By incorporating SEBC technology to immobilize and stabilize an enzyme in a conductive polymer matrix at the cathode, renewable organic fuels are converted into electricity by a process which is said to be inherently more efficient than conventional methods of portable power generation. The stability afforded by Akermin’s enzyme immobilization polymers, measured in years compared to days for other biofuel cell technology, enables the first truly commercially viable biofuel cell power supply, according to Akermin.

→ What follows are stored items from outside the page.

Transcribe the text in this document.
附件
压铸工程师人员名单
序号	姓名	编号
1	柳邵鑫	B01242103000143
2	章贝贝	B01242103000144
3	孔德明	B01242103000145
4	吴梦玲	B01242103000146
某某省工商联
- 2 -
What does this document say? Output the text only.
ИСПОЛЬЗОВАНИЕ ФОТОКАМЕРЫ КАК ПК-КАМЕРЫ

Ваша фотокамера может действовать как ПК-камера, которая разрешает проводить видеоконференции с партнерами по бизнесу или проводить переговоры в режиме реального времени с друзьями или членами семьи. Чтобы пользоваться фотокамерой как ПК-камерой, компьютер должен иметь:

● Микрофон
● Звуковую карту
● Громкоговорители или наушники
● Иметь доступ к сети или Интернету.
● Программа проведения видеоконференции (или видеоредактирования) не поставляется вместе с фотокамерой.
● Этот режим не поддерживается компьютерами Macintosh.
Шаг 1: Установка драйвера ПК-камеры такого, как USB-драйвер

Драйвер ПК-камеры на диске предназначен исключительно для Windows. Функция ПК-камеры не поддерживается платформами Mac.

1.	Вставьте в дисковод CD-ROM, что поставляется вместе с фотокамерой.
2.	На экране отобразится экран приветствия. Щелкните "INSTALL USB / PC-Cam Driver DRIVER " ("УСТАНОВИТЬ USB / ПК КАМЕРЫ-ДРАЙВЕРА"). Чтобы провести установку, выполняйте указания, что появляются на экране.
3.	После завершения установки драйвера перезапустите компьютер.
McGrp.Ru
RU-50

Operating on methanol, this prototype serves to demonstrate the viability of biofuel cell technology. The prototype, which is approximately the size of two D cell batteries, delivers an output of 3 V and up to 1-W pulse. However, the company notes that it is advancing its technology to create fuel cells with 3-W to 5-W output.
Akermin is ready to work with customers interested designing a biofuel cell for their application. Interested parties should contact Nick Akers at 314-812-8035.
Akermin’s prototype incorporates an enzyme-catalyzed biocathode to replace the traditional platinum cathode found in most DMFCs. This high performance air-breathing biocathode enables several key operating and design benefits that lead to higher efficiency, longer runtime, and reduced system cost.
The benefits of this biofuel cell include the ability to passively use nearly pure fuel at the stack without the need for complex water recirculation, significantly reduce susceptibility to fuel crossover, ability to use alternative PEMs, and improved system operating efficiency. Thus, doubling the energy density of a conventional DMFC is achievable, says the company.